As of this writing (Oct. 9), the U.S. government has entered its ninth shutdown day. Congress remains deadlocked concerning the votes needed to reopen the government.
The result, so far, has been furloughs for Fed employees and air travel issues as Congress remains deadlocked on a funding plan.
The Good News: No Direct CRE Impact
According to a recent Marcus & Millichap video, “Will the Federal Shutdown Impact CRE?”, government shutdowns generally don’t impact commercial real estate property operations. Additionally, “Financing is still available, even through Fannie Mae and Freddie Mac, and transactions still close,” said Marcus & Millichap’s Senior Vice President John Chang in the video.
Chang explained that the one exception might be Department of Housing and Urban Development (HUD) payments. However, a delay or impact in that area could be an issue only if the shutdown lasts more than 30 days.
The Not-So-Good News: Other Areas Impacted
Closing government agencies while Congress remains in a stalemate will have an economic impact, depending on the duration of the impasse. Chang pointed out that the current shutdown could:
- Put downward pressure on economic growth
- Delay the release of data necessary for decision-making
- Influence business and investor actions
Potential Economic Impacts
The last two government shutdowns offer some historical information to consider.
The 2018-2019 partial shutdown lasted 35 days, resulting in a furlough of about 380,000 government employees. The estimated economic impact was $11 billion, though an estimated $8 billion was deferred and recaptured once the government reopened.
The 2013 full shutdown lasted 16 days, with approximately 850,000 Feds furloughed. This resulted in an estimated $20 billion loss in GDP.
The current shutdown could result in the furlough of up to 750,000 government employees. According to Chang, the situation could reduce GDP growth by 15 to 20 basis points per week, depending on how long it persists.
Lack of Data
The closure of several government agencies also means that much-needed data, such as employment reports and inflation information, will not be released. The Federal Reserve relies on this intel to make decisions on the Effective Federal Funds Rate.
“The highly anticipated rate cuts for October and December will likely go through,” Chang said. “But the Fed might have to make decisions without being able to consider important economic information.”
The “R” Word — Again
The recent Bureau of Labor Statistics data indicated a softening job market, accompanied by an increase in government layoffs. “That could ultimately weigh on retail sales, home sales, health information and a variety of other factors that influence commercial real estate demand,” Chang explained.

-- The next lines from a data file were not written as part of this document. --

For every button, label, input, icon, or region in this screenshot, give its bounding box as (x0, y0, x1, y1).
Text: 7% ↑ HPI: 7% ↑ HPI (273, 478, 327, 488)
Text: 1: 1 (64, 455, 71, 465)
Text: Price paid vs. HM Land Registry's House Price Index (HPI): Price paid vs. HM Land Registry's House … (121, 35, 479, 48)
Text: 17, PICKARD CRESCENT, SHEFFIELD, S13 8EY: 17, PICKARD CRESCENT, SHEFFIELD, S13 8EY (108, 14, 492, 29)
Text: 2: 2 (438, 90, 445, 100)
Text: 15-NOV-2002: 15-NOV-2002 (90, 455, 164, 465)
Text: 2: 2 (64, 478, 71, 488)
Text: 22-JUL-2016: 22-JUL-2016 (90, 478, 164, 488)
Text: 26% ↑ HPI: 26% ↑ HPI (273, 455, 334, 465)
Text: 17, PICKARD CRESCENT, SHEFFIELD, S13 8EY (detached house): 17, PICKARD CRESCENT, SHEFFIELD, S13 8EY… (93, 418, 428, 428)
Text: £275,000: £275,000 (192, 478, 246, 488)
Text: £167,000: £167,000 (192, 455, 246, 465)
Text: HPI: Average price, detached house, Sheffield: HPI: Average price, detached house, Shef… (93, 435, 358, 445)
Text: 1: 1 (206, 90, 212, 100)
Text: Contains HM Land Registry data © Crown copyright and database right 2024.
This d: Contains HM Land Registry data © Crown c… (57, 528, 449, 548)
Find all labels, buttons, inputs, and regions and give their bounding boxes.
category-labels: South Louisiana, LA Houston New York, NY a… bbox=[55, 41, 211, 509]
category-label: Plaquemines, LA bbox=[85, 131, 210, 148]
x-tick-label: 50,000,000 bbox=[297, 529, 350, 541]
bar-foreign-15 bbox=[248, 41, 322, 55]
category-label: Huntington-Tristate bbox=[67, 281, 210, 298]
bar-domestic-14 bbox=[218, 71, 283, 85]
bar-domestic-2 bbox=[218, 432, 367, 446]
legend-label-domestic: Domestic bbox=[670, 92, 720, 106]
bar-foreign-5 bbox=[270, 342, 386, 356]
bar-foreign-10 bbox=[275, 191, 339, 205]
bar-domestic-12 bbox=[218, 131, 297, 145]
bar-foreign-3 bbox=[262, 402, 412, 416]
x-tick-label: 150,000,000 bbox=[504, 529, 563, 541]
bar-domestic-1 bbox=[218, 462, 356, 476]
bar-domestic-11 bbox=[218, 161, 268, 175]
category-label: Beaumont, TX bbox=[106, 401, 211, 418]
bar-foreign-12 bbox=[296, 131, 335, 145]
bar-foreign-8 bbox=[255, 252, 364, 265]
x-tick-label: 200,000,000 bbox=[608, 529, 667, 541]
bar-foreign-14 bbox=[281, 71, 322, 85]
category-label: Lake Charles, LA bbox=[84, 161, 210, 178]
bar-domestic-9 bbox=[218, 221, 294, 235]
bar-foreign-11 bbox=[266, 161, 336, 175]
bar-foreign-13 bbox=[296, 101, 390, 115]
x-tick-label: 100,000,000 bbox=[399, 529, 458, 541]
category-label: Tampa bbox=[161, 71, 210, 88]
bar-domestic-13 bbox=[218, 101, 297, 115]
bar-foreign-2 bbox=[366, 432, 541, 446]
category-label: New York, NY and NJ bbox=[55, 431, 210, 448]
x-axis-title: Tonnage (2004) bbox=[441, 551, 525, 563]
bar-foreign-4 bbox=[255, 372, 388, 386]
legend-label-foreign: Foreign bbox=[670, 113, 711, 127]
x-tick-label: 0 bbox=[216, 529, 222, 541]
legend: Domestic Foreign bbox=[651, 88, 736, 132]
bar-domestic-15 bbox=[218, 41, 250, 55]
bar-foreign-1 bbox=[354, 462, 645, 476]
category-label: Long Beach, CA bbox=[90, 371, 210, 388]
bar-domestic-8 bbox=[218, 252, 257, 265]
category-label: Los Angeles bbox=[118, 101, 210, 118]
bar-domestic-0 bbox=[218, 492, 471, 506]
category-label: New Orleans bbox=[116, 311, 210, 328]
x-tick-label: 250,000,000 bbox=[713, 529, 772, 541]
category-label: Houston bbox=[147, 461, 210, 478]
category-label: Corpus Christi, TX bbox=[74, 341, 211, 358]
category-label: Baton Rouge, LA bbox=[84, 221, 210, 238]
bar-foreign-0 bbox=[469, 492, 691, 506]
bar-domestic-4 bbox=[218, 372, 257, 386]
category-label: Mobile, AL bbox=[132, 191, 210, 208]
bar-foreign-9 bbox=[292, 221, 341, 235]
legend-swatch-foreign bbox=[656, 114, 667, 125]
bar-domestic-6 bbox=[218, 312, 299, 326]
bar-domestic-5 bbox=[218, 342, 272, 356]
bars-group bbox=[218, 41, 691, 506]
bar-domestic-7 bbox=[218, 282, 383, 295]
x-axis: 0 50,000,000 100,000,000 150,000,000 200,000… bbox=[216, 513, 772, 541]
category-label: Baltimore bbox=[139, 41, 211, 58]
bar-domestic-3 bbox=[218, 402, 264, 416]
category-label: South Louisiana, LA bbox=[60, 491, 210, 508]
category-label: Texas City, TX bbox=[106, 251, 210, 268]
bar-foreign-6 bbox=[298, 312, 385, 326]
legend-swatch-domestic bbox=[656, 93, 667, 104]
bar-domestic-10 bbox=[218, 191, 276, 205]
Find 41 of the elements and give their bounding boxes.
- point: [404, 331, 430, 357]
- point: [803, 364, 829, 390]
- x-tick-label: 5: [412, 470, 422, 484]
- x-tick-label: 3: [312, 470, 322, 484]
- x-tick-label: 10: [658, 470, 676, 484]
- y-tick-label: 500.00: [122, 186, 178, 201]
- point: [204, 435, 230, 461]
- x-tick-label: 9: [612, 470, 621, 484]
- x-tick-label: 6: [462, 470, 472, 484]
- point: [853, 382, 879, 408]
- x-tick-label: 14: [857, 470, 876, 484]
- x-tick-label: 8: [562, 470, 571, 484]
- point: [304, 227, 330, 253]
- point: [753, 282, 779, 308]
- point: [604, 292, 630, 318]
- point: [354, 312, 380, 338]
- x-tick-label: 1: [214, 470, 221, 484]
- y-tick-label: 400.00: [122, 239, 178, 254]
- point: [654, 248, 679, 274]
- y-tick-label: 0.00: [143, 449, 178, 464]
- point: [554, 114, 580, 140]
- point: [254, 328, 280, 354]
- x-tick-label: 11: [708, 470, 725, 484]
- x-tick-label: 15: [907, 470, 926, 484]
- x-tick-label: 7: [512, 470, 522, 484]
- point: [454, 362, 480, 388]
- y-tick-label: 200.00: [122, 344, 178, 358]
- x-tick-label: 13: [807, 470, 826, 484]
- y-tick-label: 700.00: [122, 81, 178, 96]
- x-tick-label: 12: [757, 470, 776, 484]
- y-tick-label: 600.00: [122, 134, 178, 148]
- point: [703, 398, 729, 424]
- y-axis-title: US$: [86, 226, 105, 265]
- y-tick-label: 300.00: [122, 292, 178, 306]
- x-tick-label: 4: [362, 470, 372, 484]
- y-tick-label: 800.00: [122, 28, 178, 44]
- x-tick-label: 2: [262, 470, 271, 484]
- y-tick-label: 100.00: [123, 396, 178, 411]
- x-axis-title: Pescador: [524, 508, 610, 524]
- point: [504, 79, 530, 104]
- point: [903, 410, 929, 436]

Furthermore, given the current fragile employment situation, an ongoing shutdown could lead to a recession. Chang said that much will depend on the shutdown’s length and whether it puts pressure on business and consumer confidence levels.
Back to the Good News—Kind Of
If there’s any ray of light in the current scenario, it’s that household balance sheets are still in good shape. Savings remain strong, and debt-to-income ratios remain relatively low.
This led Chang to suggest that, while the shutdown is generating buzz and capturing headlines, “the long-term impact should be minimal. At the end of the day, investors should focus on the long game.”